Well, that’s a star-crossed pair to finish off that list of 11 guys. So now we’re down to 16.

OK, let’s get retirements out of the way, too.

Coach/School Honored 
Last year  Notes 
Bob Neyland, Tennessee 1951 1952 * Remained AD
Bear Bryant, Alabama 1981 1982 * Name is on stadium
Bill Dooley, Wake Forest 1992 1992

That leaves 13, which is more manageable. They’ll be broken down into two groups: Guys who at least sort of had a choice to leave, and guys who were for all purposes shown the door (or would have been had they not resigned).

OK, first up the semi-voluntary and voluntary departures to similar or worse jobs:

* Jim Tatum, Maryland (1955). Tatum left College Park for North Carolina after the 1955 season despite the Terrapins’ status as a national power. But Tatum was from the Carolinas and coached the Tar Heels in 1942, so in retrospect it wasn’t that crazy a leap.

* John Mackovic, Wake Forest (1979): So far as I can tell, Mackovic left on his own to become the assistant head coach of the Dallas Cowboys. This was probably more of a no-brainer in 1980 than it is now, what with Tom Landry being the coach. Mackovic, incidentally, was replaced with a young Al Groh.

* Bill Arnsparger, Louisiana State (1986): Departed after that season to become athletic director at Florida, where he hired Steve Spurrier. Later returned to coaching as a defensive coordinator under Bobby Ross with the San Diego Chargers.

* Bill Curry, Alabama (1989): Alabama, then as now, was under the impression it would win a national title every year. So it offered Curry what amounted to a poison-pill contract extension. He said no thanks and bolted for Kentucky before the 1990 season.

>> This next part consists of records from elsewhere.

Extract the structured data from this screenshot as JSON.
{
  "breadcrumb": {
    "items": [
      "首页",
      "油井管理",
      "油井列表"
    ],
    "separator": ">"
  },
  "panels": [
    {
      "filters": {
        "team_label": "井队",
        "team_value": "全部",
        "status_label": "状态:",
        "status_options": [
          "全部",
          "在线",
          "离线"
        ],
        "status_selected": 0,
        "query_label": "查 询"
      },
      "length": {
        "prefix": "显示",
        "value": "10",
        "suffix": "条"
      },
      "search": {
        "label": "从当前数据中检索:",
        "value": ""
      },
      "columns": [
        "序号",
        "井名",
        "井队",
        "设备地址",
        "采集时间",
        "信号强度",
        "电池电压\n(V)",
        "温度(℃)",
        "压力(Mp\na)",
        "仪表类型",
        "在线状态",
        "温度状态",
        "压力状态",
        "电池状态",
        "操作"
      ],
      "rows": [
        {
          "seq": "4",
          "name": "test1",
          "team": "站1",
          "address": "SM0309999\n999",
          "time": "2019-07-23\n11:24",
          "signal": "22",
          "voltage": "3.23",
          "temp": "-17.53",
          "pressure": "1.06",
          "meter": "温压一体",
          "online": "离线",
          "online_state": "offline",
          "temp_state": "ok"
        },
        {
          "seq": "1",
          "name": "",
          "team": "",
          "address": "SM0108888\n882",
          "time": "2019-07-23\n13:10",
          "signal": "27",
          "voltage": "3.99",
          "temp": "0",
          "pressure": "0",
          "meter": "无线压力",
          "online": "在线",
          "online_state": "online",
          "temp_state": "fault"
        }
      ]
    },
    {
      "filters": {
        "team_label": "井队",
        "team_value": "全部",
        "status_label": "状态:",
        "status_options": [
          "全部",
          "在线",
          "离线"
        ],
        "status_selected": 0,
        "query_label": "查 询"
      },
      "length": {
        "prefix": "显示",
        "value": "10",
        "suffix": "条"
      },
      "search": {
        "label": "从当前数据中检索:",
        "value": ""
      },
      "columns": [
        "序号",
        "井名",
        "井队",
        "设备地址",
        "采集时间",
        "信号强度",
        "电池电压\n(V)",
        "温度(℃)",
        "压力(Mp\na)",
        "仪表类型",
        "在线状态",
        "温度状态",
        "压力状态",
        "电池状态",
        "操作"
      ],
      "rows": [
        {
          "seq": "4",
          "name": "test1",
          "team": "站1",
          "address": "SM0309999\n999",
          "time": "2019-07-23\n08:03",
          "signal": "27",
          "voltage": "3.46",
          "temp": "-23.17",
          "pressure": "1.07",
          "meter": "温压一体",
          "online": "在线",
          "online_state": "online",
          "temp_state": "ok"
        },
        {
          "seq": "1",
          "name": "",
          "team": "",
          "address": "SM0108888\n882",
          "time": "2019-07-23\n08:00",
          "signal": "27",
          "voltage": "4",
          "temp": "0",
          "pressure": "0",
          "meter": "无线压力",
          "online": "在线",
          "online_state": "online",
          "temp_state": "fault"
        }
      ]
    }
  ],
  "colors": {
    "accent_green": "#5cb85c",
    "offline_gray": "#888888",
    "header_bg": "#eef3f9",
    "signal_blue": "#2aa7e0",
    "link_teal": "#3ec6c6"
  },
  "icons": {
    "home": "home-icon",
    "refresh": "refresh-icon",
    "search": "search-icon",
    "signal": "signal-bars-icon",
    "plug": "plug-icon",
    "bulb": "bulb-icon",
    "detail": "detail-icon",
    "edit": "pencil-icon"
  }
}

* Bruce Snyder, California (1990): Sometimes, money can differentiate two programs that could be similar. That was the case with California and Arizona State, circa 1991. Snyder won 10 games and the Citrus Bowl with the Golden Bears that year, and things weren’t going to get any better than that.

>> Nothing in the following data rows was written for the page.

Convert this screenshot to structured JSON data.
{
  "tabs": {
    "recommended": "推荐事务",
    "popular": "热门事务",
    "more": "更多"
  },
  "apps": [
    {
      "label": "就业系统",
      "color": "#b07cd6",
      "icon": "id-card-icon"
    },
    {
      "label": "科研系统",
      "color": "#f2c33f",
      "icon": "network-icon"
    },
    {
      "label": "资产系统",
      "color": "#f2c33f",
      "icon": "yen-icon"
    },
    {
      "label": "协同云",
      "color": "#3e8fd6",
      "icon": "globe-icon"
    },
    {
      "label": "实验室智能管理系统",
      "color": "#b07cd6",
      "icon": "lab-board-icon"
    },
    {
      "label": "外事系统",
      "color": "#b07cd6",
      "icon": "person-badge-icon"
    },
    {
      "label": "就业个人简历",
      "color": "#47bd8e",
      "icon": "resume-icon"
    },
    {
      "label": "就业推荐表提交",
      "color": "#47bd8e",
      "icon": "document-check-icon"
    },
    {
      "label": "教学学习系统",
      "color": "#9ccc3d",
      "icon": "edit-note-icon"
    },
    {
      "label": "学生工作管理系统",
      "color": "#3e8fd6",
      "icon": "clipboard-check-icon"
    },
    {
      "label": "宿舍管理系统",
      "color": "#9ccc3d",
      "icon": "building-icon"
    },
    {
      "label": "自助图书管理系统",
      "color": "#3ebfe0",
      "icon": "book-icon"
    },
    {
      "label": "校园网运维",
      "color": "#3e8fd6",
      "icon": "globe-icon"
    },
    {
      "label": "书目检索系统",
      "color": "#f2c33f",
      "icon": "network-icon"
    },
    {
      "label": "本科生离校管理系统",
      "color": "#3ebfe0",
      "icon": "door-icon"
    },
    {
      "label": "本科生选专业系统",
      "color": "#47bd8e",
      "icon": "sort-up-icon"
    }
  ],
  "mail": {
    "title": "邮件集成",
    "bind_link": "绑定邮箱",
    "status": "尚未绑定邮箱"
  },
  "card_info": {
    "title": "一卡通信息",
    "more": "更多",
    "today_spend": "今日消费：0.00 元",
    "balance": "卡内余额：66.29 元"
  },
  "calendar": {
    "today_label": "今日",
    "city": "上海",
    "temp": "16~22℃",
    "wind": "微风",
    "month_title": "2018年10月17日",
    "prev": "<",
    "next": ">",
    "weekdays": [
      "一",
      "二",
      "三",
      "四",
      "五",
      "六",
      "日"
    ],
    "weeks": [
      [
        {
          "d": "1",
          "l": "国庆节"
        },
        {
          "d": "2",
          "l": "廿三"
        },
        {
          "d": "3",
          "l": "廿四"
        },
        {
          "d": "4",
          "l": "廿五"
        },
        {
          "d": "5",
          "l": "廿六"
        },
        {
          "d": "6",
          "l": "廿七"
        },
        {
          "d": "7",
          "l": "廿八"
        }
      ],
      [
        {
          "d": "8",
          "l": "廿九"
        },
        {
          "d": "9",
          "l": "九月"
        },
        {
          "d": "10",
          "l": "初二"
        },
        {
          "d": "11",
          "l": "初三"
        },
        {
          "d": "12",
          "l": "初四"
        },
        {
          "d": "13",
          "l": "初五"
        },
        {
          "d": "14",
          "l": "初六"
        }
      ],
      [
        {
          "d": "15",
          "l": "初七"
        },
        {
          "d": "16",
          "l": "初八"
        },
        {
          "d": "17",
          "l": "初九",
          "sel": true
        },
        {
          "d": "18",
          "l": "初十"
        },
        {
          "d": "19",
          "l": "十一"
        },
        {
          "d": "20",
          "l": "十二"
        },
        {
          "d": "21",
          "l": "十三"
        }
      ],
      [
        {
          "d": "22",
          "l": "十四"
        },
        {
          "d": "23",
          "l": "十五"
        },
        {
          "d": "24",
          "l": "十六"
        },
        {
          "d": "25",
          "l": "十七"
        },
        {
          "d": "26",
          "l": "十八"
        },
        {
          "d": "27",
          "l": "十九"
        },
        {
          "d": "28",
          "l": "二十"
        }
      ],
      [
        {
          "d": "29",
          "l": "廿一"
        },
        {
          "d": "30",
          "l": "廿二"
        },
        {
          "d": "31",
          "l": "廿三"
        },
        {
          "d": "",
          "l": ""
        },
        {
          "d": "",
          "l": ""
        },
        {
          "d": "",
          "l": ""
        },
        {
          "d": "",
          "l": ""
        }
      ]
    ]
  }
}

* Walt Harris, Pittsburgh (2004): Harris bolted for Stanford after leading the Panthers to the Fiesta Bowl in 2006, in part because of little progress on a contract extension. This worked out poorly for both sides; Harris was fired after two seasons, and Pitt has endured three mediocre seasons under Dave Wannstedt.

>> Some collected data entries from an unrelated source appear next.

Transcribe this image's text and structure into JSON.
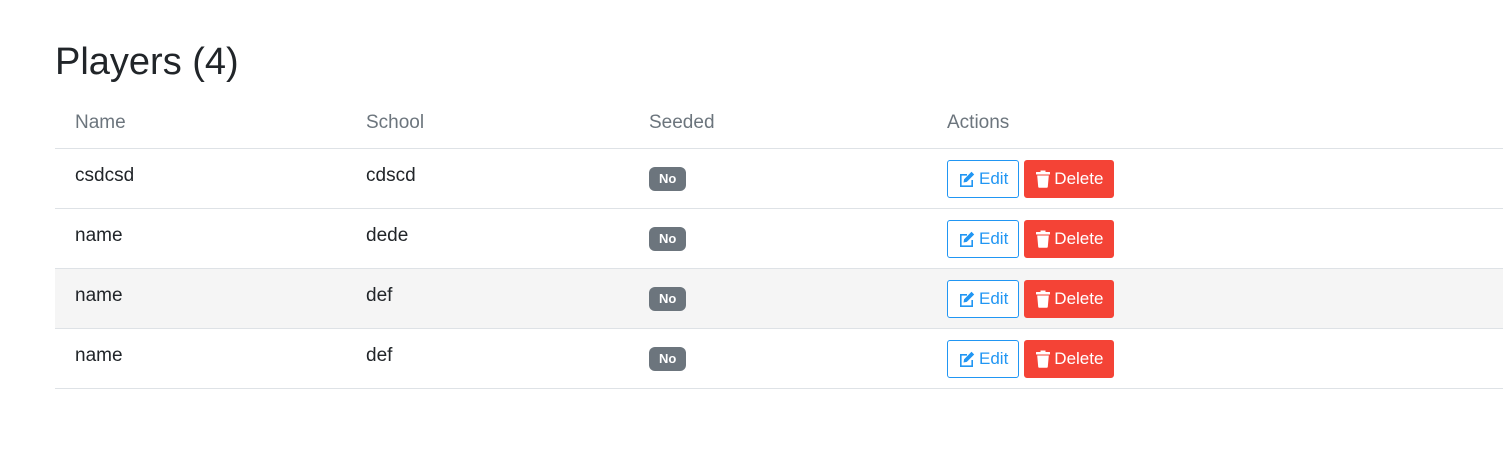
{
  "page": {
    "title": "Players (4)"
  },
  "table": {
    "columns": [
      "Name",
      "School",
      "Seeded",
      "Actions"
    ],
    "rows": [
      {
        "name": "csdcsd",
        "school": "cdscd",
        "seeded": "No"
      },
      {
        "name": "name",
        "school": "dede",
        "seeded": "No"
      },
      {
        "name": "name",
        "school": "def",
        "seeded": "No"
      },
      {
        "name": "name",
        "school": "def",
        "seeded": "No"
      }
    ]
  },
  "actions": {
    "edit_label": "Edit",
    "delete_label": "Delete",
    "edit_icon": "edit-icon",
    "delete_icon": "trash-icon"
  },
  "colors": {
    "edit": "#2196f3",
    "delete": "#f44336",
    "badge": "#6c757d",
    "striped_row": "#f5f5f5"
  }
}
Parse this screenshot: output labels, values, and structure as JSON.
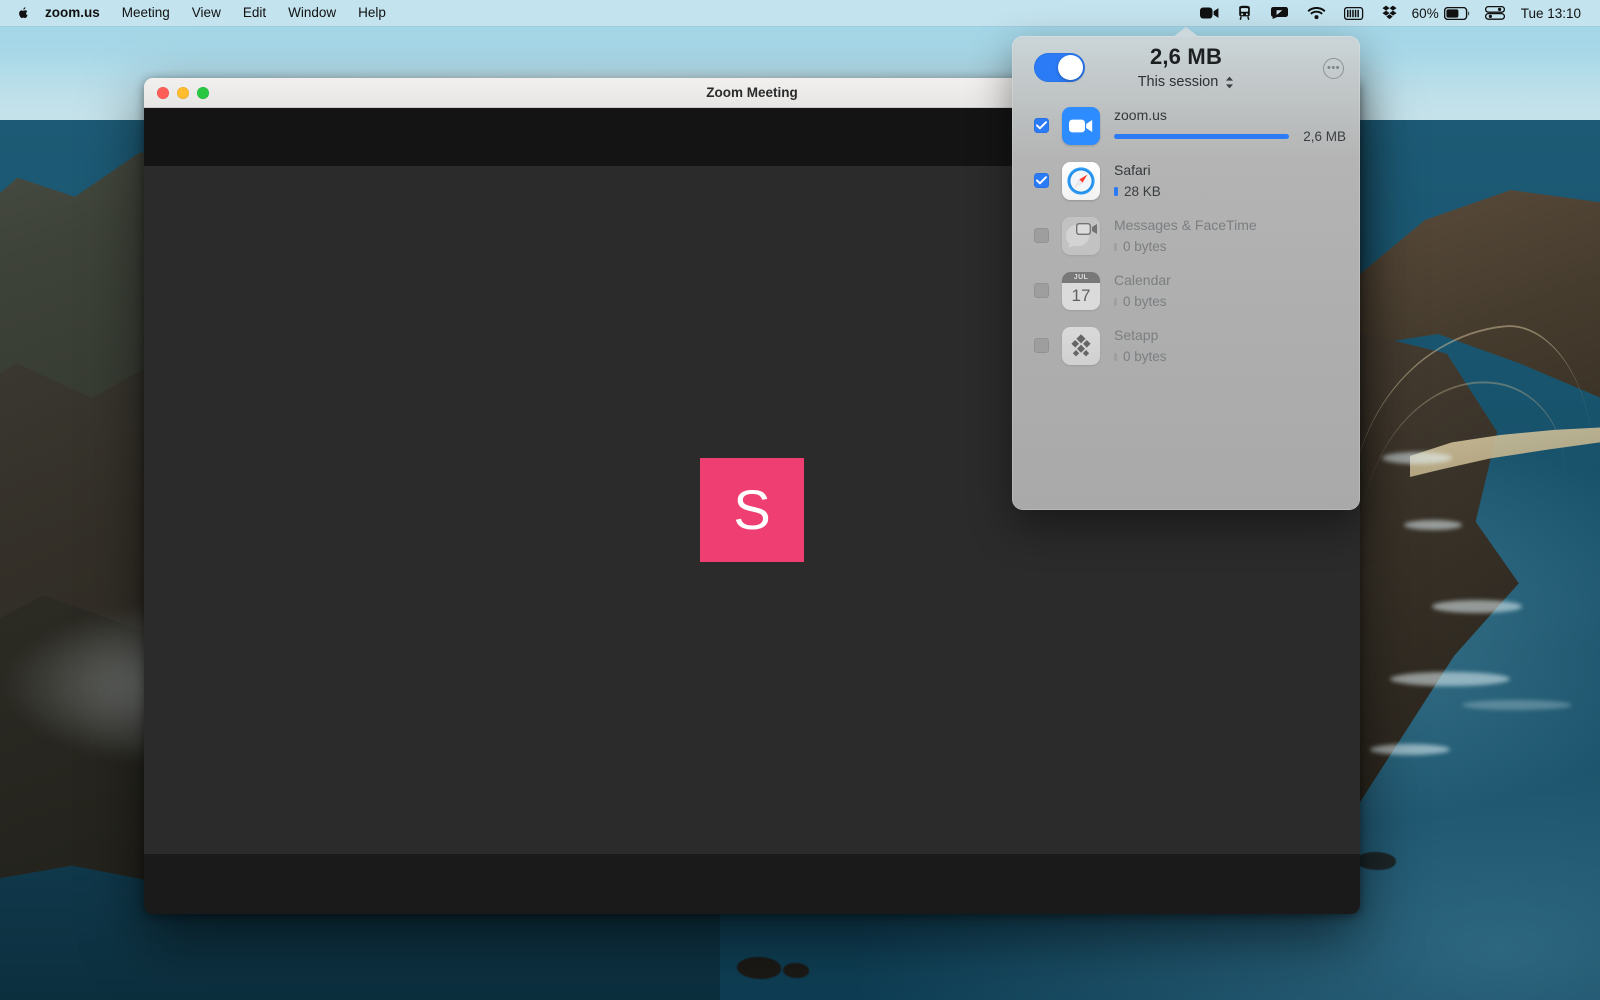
{
  "menubar": {
    "apple_icon": "apple-logo-icon",
    "app_name": "zoom.us",
    "menus": [
      "Meeting",
      "View",
      "Edit",
      "Window",
      "Help"
    ],
    "status_icons": [
      "zoom-video-icon",
      "tripmode-icon",
      "screen-share-icon",
      "wifi-icon",
      "battery-meter-icon",
      "dropbox-icon"
    ],
    "battery_percent": "60%",
    "control_center_icon": "control-center-icon",
    "clock": "Tue 13:10"
  },
  "zoom_window": {
    "title": "Zoom Meeting",
    "traffic_lights": [
      "close-button",
      "minimize-button",
      "zoom-button"
    ],
    "stage_logo_letter": "S",
    "stage_logo_color": "#ef3f72"
  },
  "tripmode_panel": {
    "toggle_on": true,
    "total_usage": "2,6 MB",
    "session_label": "This session",
    "session_stepper_icon": "stepper-updown-icon",
    "more_button_icon": "ellipsis-icon",
    "apps": [
      {
        "name": "zoom.us",
        "size": "2,6 MB",
        "checked": true,
        "icon": "zoom-app-icon",
        "bar_pct": 100,
        "bar_style": "full"
      },
      {
        "name": "Safari",
        "size": "28 KB",
        "checked": true,
        "icon": "safari-app-icon",
        "bar_pct": 2,
        "bar_style": "tiny"
      },
      {
        "name": "Messages & FaceTime",
        "size": "0 bytes",
        "checked": false,
        "icon": "messages-facetime-app-icon",
        "bar_pct": 0,
        "bar_style": "none"
      },
      {
        "name": "Calendar",
        "size": "0 bytes",
        "checked": false,
        "icon": "calendar-app-icon",
        "bar_pct": 0,
        "bar_style": "none",
        "cal_month": "JUL",
        "cal_day": "17"
      },
      {
        "name": "Setapp",
        "size": "0 bytes",
        "checked": false,
        "icon": "setapp-app-icon",
        "bar_pct": 0,
        "bar_style": "none"
      }
    ]
  },
  "colors": {
    "accent_blue": "#2b7bf6",
    "setapp_pink": "#ef3f72",
    "menubar_tint": "#cde7f0"
  }
}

* Houston Nutt, Arkansas (2006): In a classic case of beating the mob out of town, Nutt jumped to Ole Miss after last season. So far, so good: The Rebels won at Florida and nearly upset Wake Forest on the road.

And now the six guys who Groh might be joining at season’s end:

* Denny Stolz, Michigan State (1975): Landed the Spartans on probation and lost his job in the spring of 1976.

* Jerry Stovall, Louisiana State (1982): Stovall’s Tigers teams vacillated from 7-4 to 3-7-1 to 8-3-1 and a trip to the Orange Bowl. But the bottom fell out in 1983 and LSU went 4-7. Worse yet, the Tigers were winless in conference play for the first (and only) time since 1925.

* Dave Kragthorpe, Oregon State (1989): Kragthorpe’s coach of the year performance was awarded for a 4-7-1 season (3-4-1 in the Pac-10). The Beavers cratered to 1-10 the next season, though Kragthorpe was only one of a long line of coaches in Corvallis who couldn’t win.

* Don James, Washington (1991): Almost made it to the start of the 1993 season, but resigned in August amid sanctions leveled against the program.

* Mike DuBose, Alabama (1999): At no time is a 3-8 record acceptable at Alabama, even if it comes after a 10-win season and especially when it comes not long after a sexual harassment complaint. DuBose was gone after the 2000 season, ushering in the Dennis Franchione-Mike Price-Mike Shula era of fun times.

* David Cutcliffe, Ole Miss (2003): Eli Manning left, the Rebels went 4-7 in 2004 and the school decided it wanted a better recruiter. So it hired Crazy Ed Orgeron and spent three years in the pigskin hinterland before luring another coach (Houston Nutt) who shouldn’t have been pressured to leave his old gig prematurely.

And that’s it. Two coaches done in by scandal, one who never had a winning record at his school anyway, and three from the SEC.

So to swing back to the original thought, a potential Groh dismissal doesn’t have many parallels in college football history. But if it happens, he can always call his current conference colleague Cutcliffe on ways to handle such a rapid fall.